We use NodeJS with JavaScript as a reference. The default API call is made with Axios:

const azureLongAudio = axios.create({
    baseURL: DEFAULTPATH + apiVersion,
    headers: {
        'Ocp-Apim-Subscription-Key': API_KEY,
        'content-type': 'application/json',
        'X-Microsoft-OutputFormat': 'riff-24khz-16bit-mono-pcm',
        'Content-Type': 'application/ssml+xml'
    }
});

Then we use the next function to call Azure, save a buffer from the returned binary data, create a WAV file, and upload it to an external bucket:

const createAudioFromText = (text) => {
    const version = '1.0';
    const language = supportedLanguages[0];
    const voiceGender = 'Male';
    const voiceName = 'es-ES-EliasNeural';
    const textContent = `
    <speak version='${version}' xml:lang='${language}'>
        <voice xml:lang='${language}' xml:gender='${voiceGender}' name='${voiceName}'>
            ${text}
        </voice>
    </speak>`;
    return new Promise(async (resolve, reject) => {
        const bucket = gcs.getBucket();
        const filename = 'test-01.wav';
        const file = bucket.file(`recordings/${filename}`);

        const { data: audioData } = await azureLongAudio.post('/', textContent).catch((err) => {
            reject(err.response);
        });

        const audioBuffer = Buffer.from(audioData);

        const writer = new wav.FileWriter(filename, {
            sampleRate: 24000, 
            channels: 1, 
            bitDepth: 16, 
            audioFormat: 1 
        });

        writer.write(audioBuffer);
        writer.end();

        writer.on('finish', async () => {
            const writeStream = file.createWriteStream({
                resumable: true,
                contentType: 'audio/wav'
            });

            writer.pipe(writeStream);

            writeStream.on('error', (err) => {
                console.error('Failed to save into GCS:', err);
                reject(err);
            });

            writeStream.on('finish', () => {
                console.log(`Saved in GCS: ${filename}`);
                resolve(audioData);
            });
        });
    });
};

I'd appreciate any response.

Azure AI Speech
Azure AI Speech
An Azure service that integrates speech processing into apps and services.
2,061 questions
{count} votes

1 answer

Sort by: Most helpful
  1. rdfdsd 0 Reputation points
    2023-10-08T08:48:38.0733333+00:00

    To save text-to-speech audio to a file and upload it to Google Cloud Storage (GCS) using Node.js, you can follow these general steps:

    1. Set Up Google Cloud SDK: Make sure you have the Google Cloud SDK installed and configured on your machine. Set up a GCS bucket for Scottsdale orthokeratology doctors where you want to store the audio file.

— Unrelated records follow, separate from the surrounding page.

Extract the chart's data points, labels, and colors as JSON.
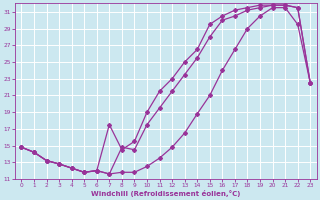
{
  "xlabel": "Windchill (Refroidissement éolien,°C)",
  "bg_color": "#cce8f0",
  "grid_color": "#ffffff",
  "line_color": "#993399",
  "xlim": [
    -0.5,
    23.5
  ],
  "ylim": [
    11,
    32
  ],
  "yticks": [
    11,
    13,
    15,
    17,
    19,
    21,
    23,
    25,
    27,
    29,
    31
  ],
  "xticks": [
    0,
    1,
    2,
    3,
    4,
    5,
    6,
    7,
    8,
    9,
    10,
    11,
    12,
    13,
    14,
    15,
    16,
    17,
    18,
    19,
    20,
    21,
    22,
    23
  ],
  "series1_x": [
    0,
    1,
    2,
    3,
    4,
    5,
    6,
    7,
    8,
    9,
    10,
    11,
    12,
    13,
    14,
    15,
    16,
    17,
    18,
    19,
    20,
    21,
    22,
    23
  ],
  "series1_y": [
    14.8,
    14.2,
    13.2,
    12.8,
    12.3,
    11.8,
    12.0,
    11.6,
    11.8,
    11.8,
    12.5,
    13.5,
    14.8,
    16.5,
    18.8,
    21.0,
    24.0,
    26.5,
    29.0,
    30.5,
    31.5,
    31.5,
    29.5,
    22.5
  ],
  "series2_x": [
    0,
    1,
    2,
    3,
    4,
    5,
    6,
    7,
    8,
    9,
    10,
    11,
    12,
    13,
    14,
    15,
    16,
    17,
    18,
    19,
    20,
    21,
    22,
    23
  ],
  "series2_y": [
    14.8,
    14.2,
    13.2,
    12.8,
    12.3,
    11.8,
    12.0,
    11.6,
    14.8,
    14.5,
    17.5,
    19.5,
    21.5,
    23.5,
    25.5,
    28.0,
    30.0,
    30.5,
    31.2,
    31.5,
    31.8,
    31.8,
    31.5,
    22.5
  ],
  "series3_x": [
    0,
    1,
    2,
    3,
    4,
    5,
    6,
    7,
    8,
    9,
    10,
    11,
    12,
    13,
    14,
    15,
    16,
    17,
    18,
    19,
    20,
    21,
    22,
    23
  ],
  "series3_y": [
    14.8,
    14.2,
    13.2,
    12.8,
    12.3,
    11.8,
    12.0,
    17.5,
    14.5,
    15.5,
    19.0,
    21.5,
    23.0,
    25.0,
    26.5,
    29.5,
    30.5,
    31.2,
    31.5,
    31.8,
    31.8,
    31.8,
    31.5,
    22.5
  ]
}
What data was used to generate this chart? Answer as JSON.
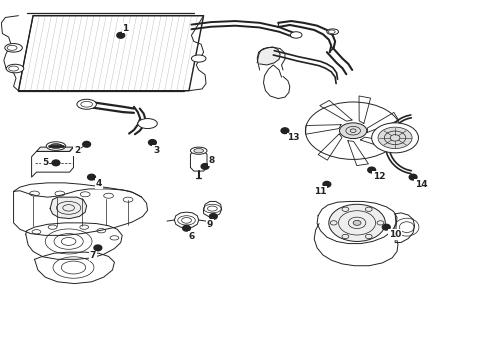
{
  "bg_color": "#ffffff",
  "line_color": "#222222",
  "callouts": [
    {
      "num": "1",
      "dot": [
        0.245,
        0.905
      ],
      "label": [
        0.255,
        0.925
      ]
    },
    {
      "num": "2",
      "dot": [
        0.175,
        0.6
      ],
      "label": [
        0.155,
        0.582
      ]
    },
    {
      "num": "3",
      "dot": [
        0.31,
        0.605
      ],
      "label": [
        0.318,
        0.582
      ]
    },
    {
      "num": "4",
      "dot": [
        0.185,
        0.508
      ],
      "label": [
        0.2,
        0.49
      ]
    },
    {
      "num": "5",
      "dot": [
        0.112,
        0.548
      ],
      "label": [
        0.09,
        0.548
      ]
    },
    {
      "num": "6",
      "dot": [
        0.38,
        0.365
      ],
      "label": [
        0.39,
        0.342
      ]
    },
    {
      "num": "7",
      "dot": [
        0.198,
        0.31
      ],
      "label": [
        0.188,
        0.288
      ]
    },
    {
      "num": "8",
      "dot": [
        0.418,
        0.538
      ],
      "label": [
        0.432,
        0.555
      ]
    },
    {
      "num": "9",
      "dot": [
        0.435,
        0.398
      ],
      "label": [
        0.428,
        0.375
      ]
    },
    {
      "num": "10",
      "dot": [
        0.79,
        0.368
      ],
      "label": [
        0.808,
        0.348
      ]
    },
    {
      "num": "11",
      "dot": [
        0.668,
        0.488
      ],
      "label": [
        0.655,
        0.468
      ]
    },
    {
      "num": "12",
      "dot": [
        0.76,
        0.528
      ],
      "label": [
        0.775,
        0.51
      ]
    },
    {
      "num": "13",
      "dot": [
        0.582,
        0.638
      ],
      "label": [
        0.6,
        0.618
      ]
    },
    {
      "num": "14",
      "dot": [
        0.845,
        0.508
      ],
      "label": [
        0.862,
        0.488
      ]
    }
  ]
}
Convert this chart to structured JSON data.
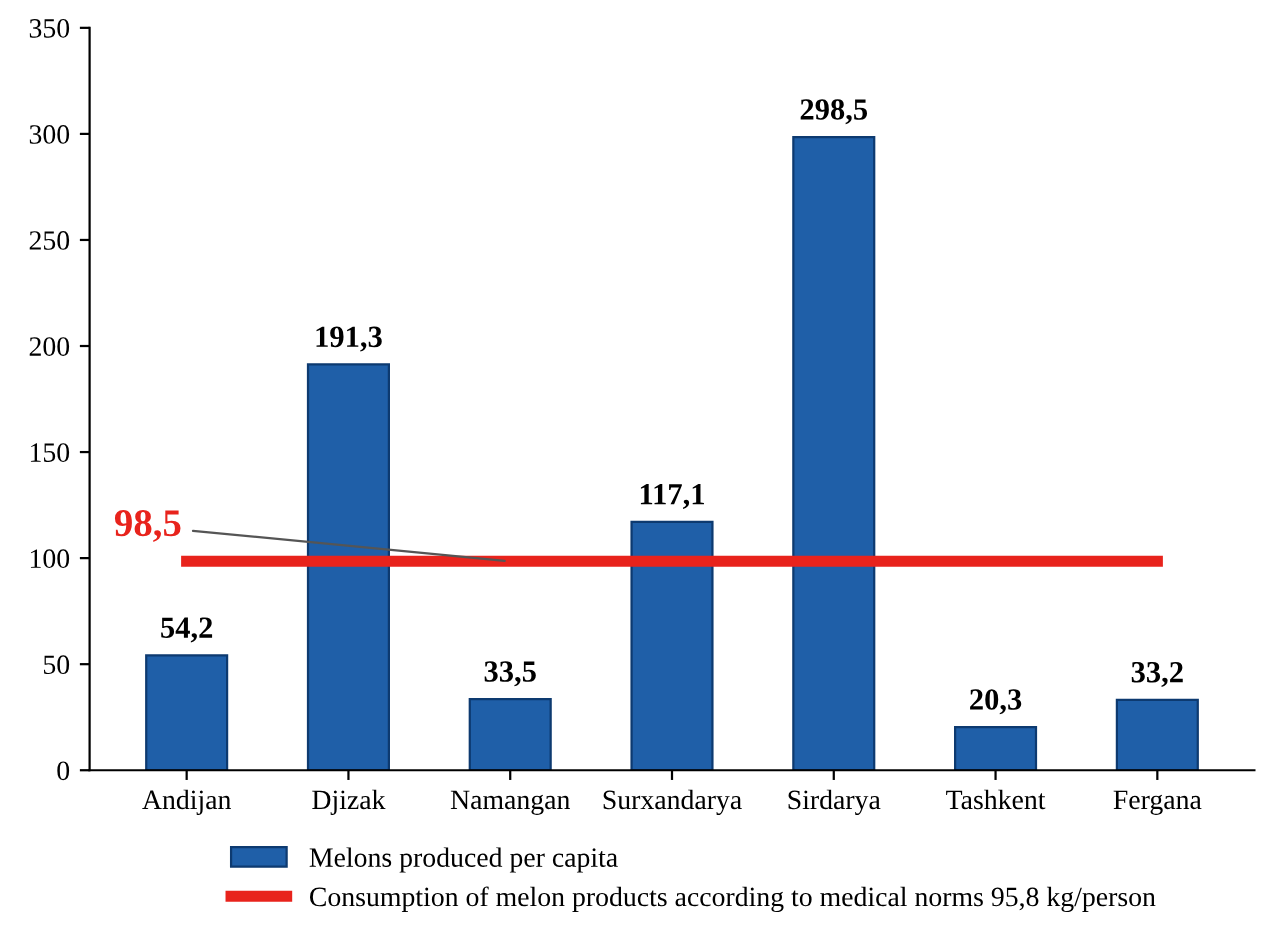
{
  "chart_data": {
    "type": "bar",
    "categories": [
      "Andijan",
      "Djizak",
      "Namangan",
      "Surxandarya",
      "Sirdarya",
      "Tashkent",
      "Fergana"
    ],
    "series": [
      {
        "name": "Melons produced per capita",
        "color": "#1f5fa8",
        "values": [
          54.2,
          191.3,
          33.5,
          117.1,
          298.5,
          20.3,
          33.2
        ],
        "value_labels": [
          "54,2",
          "191,3",
          "33,5",
          "117,1",
          "298,5",
          "20,3",
          "33,2"
        ]
      },
      {
        "name": "Consumption of melon products according to medical norms 95,8 kg/person",
        "type": "line",
        "color": "#e8231c",
        "values": [
          98.5,
          98.5,
          98.5,
          98.5,
          98.5,
          98.5,
          98.5
        ]
      }
    ],
    "annotations": [
      {
        "text": "98,5",
        "x": "Namangan",
        "y": 98.5
      }
    ],
    "ylim": [
      0,
      350
    ],
    "yticks": [
      0,
      50,
      100,
      150,
      200,
      250,
      300,
      350
    ],
    "grid": false,
    "legend": "bottom",
    "marker": "none",
    "line_style": "solid"
  }
}
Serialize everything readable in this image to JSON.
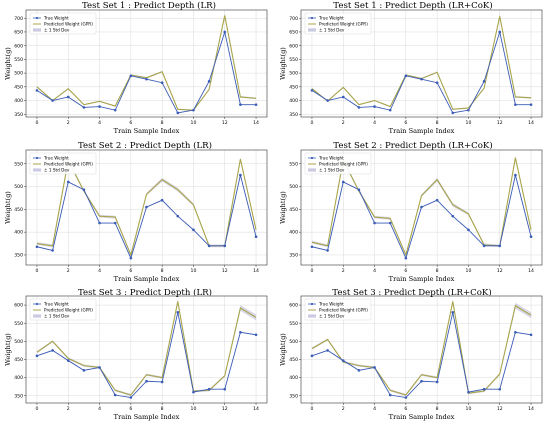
{
  "colors": {
    "true_weight": "#3a5bb6",
    "predicted": "#a8a54a",
    "std_band": "#a9a6cf",
    "grid": "#d9d9d9",
    "axis": "#333333"
  },
  "legend_labels": [
    "True Weight",
    "Predicted Weight (GPR)",
    "± 1 Std Dev"
  ],
  "chart_data": [
    {
      "type": "line",
      "title": "Test Set 1 : Predict Depth (LR)",
      "xlabel": "Train Sample Index",
      "ylabel": "Weight(g)",
      "x": [
        0,
        1,
        2,
        3,
        4,
        5,
        6,
        7,
        8,
        9,
        10,
        11,
        12,
        13,
        14
      ],
      "xlim": [
        -0.7,
        14.7
      ],
      "ylim": [
        340,
        730
      ],
      "xticks": [
        0,
        2,
        4,
        6,
        8,
        10,
        12,
        14
      ],
      "yticks": [
        350,
        400,
        450,
        500,
        550,
        600,
        650,
        700
      ],
      "grid": true,
      "legend": "top-left",
      "series": [
        {
          "name": "True Weight",
          "values": [
            437,
            400,
            413,
            375,
            378,
            365,
            490,
            478,
            465,
            355,
            365,
            470,
            650,
            385,
            385
          ]
        },
        {
          "name": "Predicted Weight (GPR)",
          "values": [
            450,
            400,
            443,
            385,
            397,
            380,
            493,
            483,
            505,
            368,
            365,
            440,
            710,
            413,
            408
          ]
        }
      ],
      "std_dev": [
        3,
        2,
        3,
        2,
        2,
        2,
        3,
        3,
        3,
        2,
        2,
        3,
        8,
        3,
        3
      ]
    },
    {
      "type": "line",
      "title": "Test Set 1 : Predict Depth (LR+CoK)",
      "xlabel": "Train Sample Index",
      "ylabel": "Weight(g)",
      "x": [
        0,
        1,
        2,
        3,
        4,
        5,
        6,
        7,
        8,
        9,
        10,
        11,
        12,
        13,
        14
      ],
      "xlim": [
        -0.7,
        14.7
      ],
      "ylim": [
        340,
        730
      ],
      "xticks": [
        0,
        2,
        4,
        6,
        8,
        10,
        12,
        14
      ],
      "yticks": [
        350,
        400,
        450,
        500,
        550,
        600,
        650,
        700
      ],
      "grid": true,
      "legend": "top-left",
      "series": [
        {
          "name": "True Weight",
          "values": [
            437,
            400,
            413,
            375,
            378,
            365,
            490,
            478,
            465,
            355,
            365,
            470,
            650,
            385,
            385
          ]
        },
        {
          "name": "Predicted Weight (GPR)",
          "values": [
            443,
            398,
            448,
            385,
            400,
            378,
            493,
            480,
            503,
            368,
            373,
            445,
            707,
            413,
            410
          ]
        }
      ],
      "std_dev": [
        3,
        2,
        3,
        2,
        2,
        2,
        3,
        3,
        3,
        2,
        2,
        3,
        8,
        3,
        3
      ]
    },
    {
      "type": "line",
      "title": "Test Set 2 : Predict Depth (LR)",
      "xlabel": "Train Sample Index",
      "ylabel": "Weight(g)",
      "x": [
        0,
        1,
        2,
        3,
        4,
        5,
        6,
        7,
        8,
        9,
        10,
        11,
        12,
        13,
        14
      ],
      "xlim": [
        -0.7,
        14.7
      ],
      "ylim": [
        328,
        580
      ],
      "xticks": [
        0,
        2,
        4,
        6,
        8,
        10,
        12,
        14
      ],
      "yticks": [
        350,
        400,
        450,
        500,
        550
      ],
      "grid": true,
      "legend": "top-left",
      "series": [
        {
          "name": "True Weight",
          "values": [
            368,
            360,
            510,
            493,
            420,
            420,
            343,
            455,
            470,
            435,
            405,
            370,
            370,
            525,
            390
          ]
        },
        {
          "name": "Predicted Weight (GPR)",
          "values": [
            375,
            370,
            557,
            490,
            435,
            433,
            350,
            483,
            515,
            493,
            460,
            370,
            370,
            560,
            405
          ]
        }
      ],
      "std_dev": [
        3,
        3,
        4,
        3,
        3,
        3,
        3,
        3,
        4,
        4,
        3,
        3,
        3,
        4,
        3
      ]
    },
    {
      "type": "line",
      "title": "Test Set 2 : Predict Depth (LR+CoK)",
      "xlabel": "Train Sample Index",
      "ylabel": "Weight(g)",
      "x": [
        0,
        1,
        2,
        3,
        4,
        5,
        6,
        7,
        8,
        9,
        10,
        11,
        12,
        13,
        14
      ],
      "xlim": [
        -0.7,
        14.7
      ],
      "ylim": [
        328,
        580
      ],
      "xticks": [
        0,
        2,
        4,
        6,
        8,
        10,
        12,
        14
      ],
      "yticks": [
        350,
        400,
        450,
        500,
        550
      ],
      "grid": true,
      "legend": "top-left",
      "series": [
        {
          "name": "True Weight",
          "values": [
            368,
            360,
            510,
            493,
            420,
            420,
            343,
            455,
            470,
            435,
            405,
            370,
            370,
            525,
            390
          ]
        },
        {
          "name": "Predicted Weight (GPR)",
          "values": [
            378,
            370,
            558,
            490,
            433,
            430,
            350,
            480,
            515,
            460,
            440,
            372,
            370,
            563,
            405
          ]
        }
      ],
      "std_dev": [
        3,
        3,
        4,
        3,
        3,
        3,
        3,
        3,
        4,
        4,
        3,
        3,
        3,
        4,
        3
      ]
    },
    {
      "type": "line",
      "title": "Test Set 3 : Predict Depth (LR)",
      "xlabel": "Train Sample Index",
      "ylabel": "Weight(g)",
      "x": [
        0,
        1,
        2,
        3,
        4,
        5,
        6,
        7,
        8,
        9,
        10,
        11,
        12,
        13,
        14
      ],
      "xlim": [
        -0.7,
        14.7
      ],
      "ylim": [
        330,
        625
      ],
      "xticks": [
        0,
        2,
        4,
        6,
        8,
        10,
        12,
        14
      ],
      "yticks": [
        350,
        400,
        450,
        500,
        550,
        600
      ],
      "grid": true,
      "legend": "top-left",
      "series": [
        {
          "name": "True Weight",
          "values": [
            460,
            475,
            447,
            420,
            428,
            352,
            345,
            390,
            388,
            580,
            360,
            368,
            368,
            525,
            518
          ]
        },
        {
          "name": "Predicted Weight (GPR)",
          "values": [
            470,
            500,
            453,
            433,
            428,
            365,
            352,
            408,
            400,
            610,
            363,
            365,
            405,
            592,
            566
          ]
        }
      ],
      "std_dev": [
        3,
        3,
        3,
        3,
        3,
        3,
        3,
        3,
        3,
        6,
        3,
        3,
        3,
        8,
        8
      ]
    },
    {
      "type": "line",
      "title": "Test Set 3 : Predict Depth (LR+CoK)",
      "xlabel": "Train Sample Index",
      "ylabel": "Weight(g)",
      "x": [
        0,
        1,
        2,
        3,
        4,
        5,
        6,
        7,
        8,
        9,
        10,
        11,
        12,
        13,
        14
      ],
      "xlim": [
        -0.7,
        14.7
      ],
      "ylim": [
        330,
        625
      ],
      "xticks": [
        0,
        2,
        4,
        6,
        8,
        10,
        12,
        14
      ],
      "yticks": [
        350,
        400,
        450,
        500,
        550,
        600
      ],
      "grid": true,
      "legend": "top-left",
      "series": [
        {
          "name": "True Weight",
          "values": [
            460,
            475,
            447,
            420,
            428,
            352,
            345,
            390,
            388,
            580,
            360,
            368,
            368,
            525,
            518
          ]
        },
        {
          "name": "Predicted Weight (GPR)",
          "values": [
            480,
            505,
            443,
            433,
            428,
            365,
            352,
            408,
            400,
            610,
            357,
            363,
            410,
            598,
            572
          ]
        }
      ],
      "std_dev": [
        3,
        3,
        3,
        3,
        3,
        3,
        3,
        3,
        3,
        6,
        3,
        3,
        3,
        8,
        8
      ]
    }
  ]
}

    Install Required Node.js Packages: Install the necessary Node.js packages for text-to-speech and GCS interaction. You can use the @google-cloud/text-to-speech library for text-to-speech and @google-cloud/storage for interacting with GCS.

    0 comments No comments

Your answer

Answers can be marked as Accepted Answers by the question author, which helps users to know the answer solved the author's problem.